= Henry Matson Waite (judge) =

American judge

Henry Matson Waite (born Lyme, Connecticut, February 9, 1787; died in Lyme December 14, 1869) was a lawyer, judge, and chief justice of the Connecticut Supreme Court.

==Biography==
From an old New England family, Waite was the son of Susanna (Matson) and Remick Waite. He was educated at Bacon Academy in Colchester and at Yale College, graduating from there in 1809. After several years of teaching school and studying law, he was admitted to the bar in 1812.

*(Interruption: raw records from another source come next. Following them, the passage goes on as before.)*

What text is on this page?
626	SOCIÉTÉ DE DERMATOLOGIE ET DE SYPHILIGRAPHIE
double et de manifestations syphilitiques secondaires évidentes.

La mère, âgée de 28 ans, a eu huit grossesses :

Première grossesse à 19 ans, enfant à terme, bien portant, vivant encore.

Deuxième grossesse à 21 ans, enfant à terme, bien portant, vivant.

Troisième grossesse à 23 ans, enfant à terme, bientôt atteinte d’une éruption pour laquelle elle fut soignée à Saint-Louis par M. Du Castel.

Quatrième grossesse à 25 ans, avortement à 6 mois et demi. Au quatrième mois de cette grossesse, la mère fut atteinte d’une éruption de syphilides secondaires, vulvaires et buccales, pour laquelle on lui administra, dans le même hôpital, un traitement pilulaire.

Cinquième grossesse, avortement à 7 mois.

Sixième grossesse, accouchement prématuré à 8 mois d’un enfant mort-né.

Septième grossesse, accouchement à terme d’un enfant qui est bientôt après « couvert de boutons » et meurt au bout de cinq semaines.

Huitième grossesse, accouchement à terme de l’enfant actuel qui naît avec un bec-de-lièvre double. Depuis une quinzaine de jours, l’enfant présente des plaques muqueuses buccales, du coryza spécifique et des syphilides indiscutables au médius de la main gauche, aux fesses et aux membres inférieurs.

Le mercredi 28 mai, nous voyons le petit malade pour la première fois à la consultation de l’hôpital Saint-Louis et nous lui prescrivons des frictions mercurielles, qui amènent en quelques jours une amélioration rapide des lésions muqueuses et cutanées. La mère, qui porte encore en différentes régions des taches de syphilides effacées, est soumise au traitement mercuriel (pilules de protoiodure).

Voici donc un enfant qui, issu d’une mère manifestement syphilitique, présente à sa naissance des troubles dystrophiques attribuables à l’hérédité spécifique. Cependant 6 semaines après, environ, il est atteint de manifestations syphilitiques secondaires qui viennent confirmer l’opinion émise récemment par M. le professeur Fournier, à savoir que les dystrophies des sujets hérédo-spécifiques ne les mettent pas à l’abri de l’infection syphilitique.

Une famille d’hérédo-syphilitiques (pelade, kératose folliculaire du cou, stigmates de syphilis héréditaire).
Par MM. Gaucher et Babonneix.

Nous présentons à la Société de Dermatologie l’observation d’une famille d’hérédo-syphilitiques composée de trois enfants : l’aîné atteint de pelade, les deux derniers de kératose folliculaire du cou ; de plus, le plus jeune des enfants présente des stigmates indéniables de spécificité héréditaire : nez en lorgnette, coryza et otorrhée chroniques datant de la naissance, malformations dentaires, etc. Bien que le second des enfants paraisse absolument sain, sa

Waite represented Lyme in the Connecticut General Assembly in 1815 and 1826 and was elected to the Connecticut State Senate in 1830 and 1831. He was a member of the Federalist Party for as long as that party existed, and maintained similar political views for the rest of his life.

In 1834, Waite became an associate justice of the Connecticut Supreme Court (then called the "Supreme Court of Errors") and was chosen as chief justice in 1854. He retired on February 9, 1857 at the age of 70, as required by law. He suffered from a painful illness in his final years, but remained active.

In January 1816, Waite married Maria Selden, with whom he had 8 children. Their son Morrison R. Waite became a prominent Ohio lawyer and eventually served as chief justice of the United States Supreme Court.